Fin dal principio l’uomo ha cercato qualcosa che suscitasse in lui nuove emozioni. Tra le varie discipline che smuovono i nostri sentimenti, la più famosa è l’arte.
Si usano gli specchi per guardarsi il viso, e si usa l’arte per guardarsi l’anima.
Essa ha affrontato, negli anni, cambiamenti radicali, per quanto riguarda lo stile: dal romanico al gotico, dal barocco al neoclassico, dalla semplicità all’esagerazione e viceversa. Mentre, per quanto riguarda gli strumenti, ha avuto un’evoluzione quasi pari a zero, se non qualche miglioramento degli utensili. Nel 1839, però, un nuovo oggetto entrò in circolazione: la macchina fotografica. Purtroppo non ha avuto subito grande considerazione, ma solo dopo un secolo e mezzo circa, venne riconosciuta come un’inedita pratica artistica.

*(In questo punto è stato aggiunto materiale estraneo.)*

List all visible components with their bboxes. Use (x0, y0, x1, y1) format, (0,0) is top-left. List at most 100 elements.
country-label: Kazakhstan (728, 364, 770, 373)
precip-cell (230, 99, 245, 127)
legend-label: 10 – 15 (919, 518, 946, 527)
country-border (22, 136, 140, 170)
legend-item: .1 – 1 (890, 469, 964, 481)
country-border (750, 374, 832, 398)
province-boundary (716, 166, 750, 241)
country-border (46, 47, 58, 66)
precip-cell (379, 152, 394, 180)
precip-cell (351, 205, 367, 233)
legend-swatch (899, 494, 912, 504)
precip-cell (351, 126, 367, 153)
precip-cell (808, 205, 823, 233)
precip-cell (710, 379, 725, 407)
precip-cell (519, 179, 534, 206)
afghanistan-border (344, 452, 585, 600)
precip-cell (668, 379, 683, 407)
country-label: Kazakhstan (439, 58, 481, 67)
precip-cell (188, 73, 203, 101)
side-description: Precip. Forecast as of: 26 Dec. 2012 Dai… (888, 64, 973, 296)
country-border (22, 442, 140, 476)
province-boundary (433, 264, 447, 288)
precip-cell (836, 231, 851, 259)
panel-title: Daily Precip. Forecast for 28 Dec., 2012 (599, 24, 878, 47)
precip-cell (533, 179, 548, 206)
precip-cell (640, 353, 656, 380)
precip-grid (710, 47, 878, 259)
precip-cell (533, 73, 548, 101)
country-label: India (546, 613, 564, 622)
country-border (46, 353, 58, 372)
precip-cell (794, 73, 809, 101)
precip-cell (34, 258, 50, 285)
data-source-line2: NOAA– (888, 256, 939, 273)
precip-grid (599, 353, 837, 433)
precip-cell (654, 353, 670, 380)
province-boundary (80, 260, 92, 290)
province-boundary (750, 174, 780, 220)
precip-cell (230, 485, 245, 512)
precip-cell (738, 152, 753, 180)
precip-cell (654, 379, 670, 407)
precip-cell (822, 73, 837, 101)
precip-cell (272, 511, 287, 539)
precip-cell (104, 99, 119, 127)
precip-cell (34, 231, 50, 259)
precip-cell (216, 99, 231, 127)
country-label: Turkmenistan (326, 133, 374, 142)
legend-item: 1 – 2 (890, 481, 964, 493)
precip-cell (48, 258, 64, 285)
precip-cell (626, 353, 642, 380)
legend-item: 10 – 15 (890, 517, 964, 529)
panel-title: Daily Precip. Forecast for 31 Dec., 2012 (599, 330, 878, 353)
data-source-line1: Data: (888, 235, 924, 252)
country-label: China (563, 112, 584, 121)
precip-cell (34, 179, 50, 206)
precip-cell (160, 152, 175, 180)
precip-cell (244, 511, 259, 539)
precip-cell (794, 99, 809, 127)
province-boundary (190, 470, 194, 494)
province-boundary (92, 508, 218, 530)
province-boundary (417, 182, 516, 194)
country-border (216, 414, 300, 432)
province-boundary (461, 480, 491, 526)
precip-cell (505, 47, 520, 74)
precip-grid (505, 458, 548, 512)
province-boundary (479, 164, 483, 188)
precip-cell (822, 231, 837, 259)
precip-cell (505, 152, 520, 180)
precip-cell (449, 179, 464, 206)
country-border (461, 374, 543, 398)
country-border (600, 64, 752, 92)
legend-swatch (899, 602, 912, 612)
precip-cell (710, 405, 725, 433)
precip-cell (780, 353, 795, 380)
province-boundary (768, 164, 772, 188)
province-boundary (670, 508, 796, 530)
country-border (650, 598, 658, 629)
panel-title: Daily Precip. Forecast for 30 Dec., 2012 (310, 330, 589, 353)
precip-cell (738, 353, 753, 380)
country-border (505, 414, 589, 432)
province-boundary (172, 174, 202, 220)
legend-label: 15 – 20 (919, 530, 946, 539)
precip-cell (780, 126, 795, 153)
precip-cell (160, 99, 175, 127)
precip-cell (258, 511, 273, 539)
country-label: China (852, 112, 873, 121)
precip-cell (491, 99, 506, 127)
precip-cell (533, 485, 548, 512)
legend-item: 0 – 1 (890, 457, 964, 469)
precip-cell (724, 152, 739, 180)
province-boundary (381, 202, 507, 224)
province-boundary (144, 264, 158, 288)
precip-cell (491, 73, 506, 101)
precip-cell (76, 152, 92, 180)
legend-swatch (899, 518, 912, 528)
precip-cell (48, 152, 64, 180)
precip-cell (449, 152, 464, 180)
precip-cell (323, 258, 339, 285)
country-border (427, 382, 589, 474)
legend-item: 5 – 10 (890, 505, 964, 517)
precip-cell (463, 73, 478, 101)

Io voglio parlarvi di quella cosa che crea, a chi ne coglie il significato, le così dette “farfalle nello stomaco”, non in ambito storico, ma riguardo le emozioni e il pensiero che ha il potere di cambiare questa nuova forma d’arte.
Fin dalla prima volta che ho preso in mano una fotocamera, ho provato euforia, perché mi sentivo un’artista; come quando ai bambini piccoli si danno i pastelli per colorare. Lo scattare foto mi ha insegnato ad osservare, a catturare e a fermare il tempo per godere di quell’armonia che esiste nel mondo e ad immaginare la storia che ha dietro di sé ogni oggetto. Ora guardo la natura con occhi diversi; mi blocco sempre ad ammirare i particolari e a pensare: “Wow…”. E’ proprio questo che la fotografia ha cambiato in me, perché prima che essa “entrasse” nella mia vita, pensavo che l’uomo fosse tutto, mentre adesso so che non è così: noi facciamo semplicemente parte di un meccanismo molto complesso, il quale va avanti in totale affinità.
In conclusione, per me la fotografia deve suggerire, non insistere o spiegare, ed è un’arte che, se la sai interpretare, ti migliora la vita.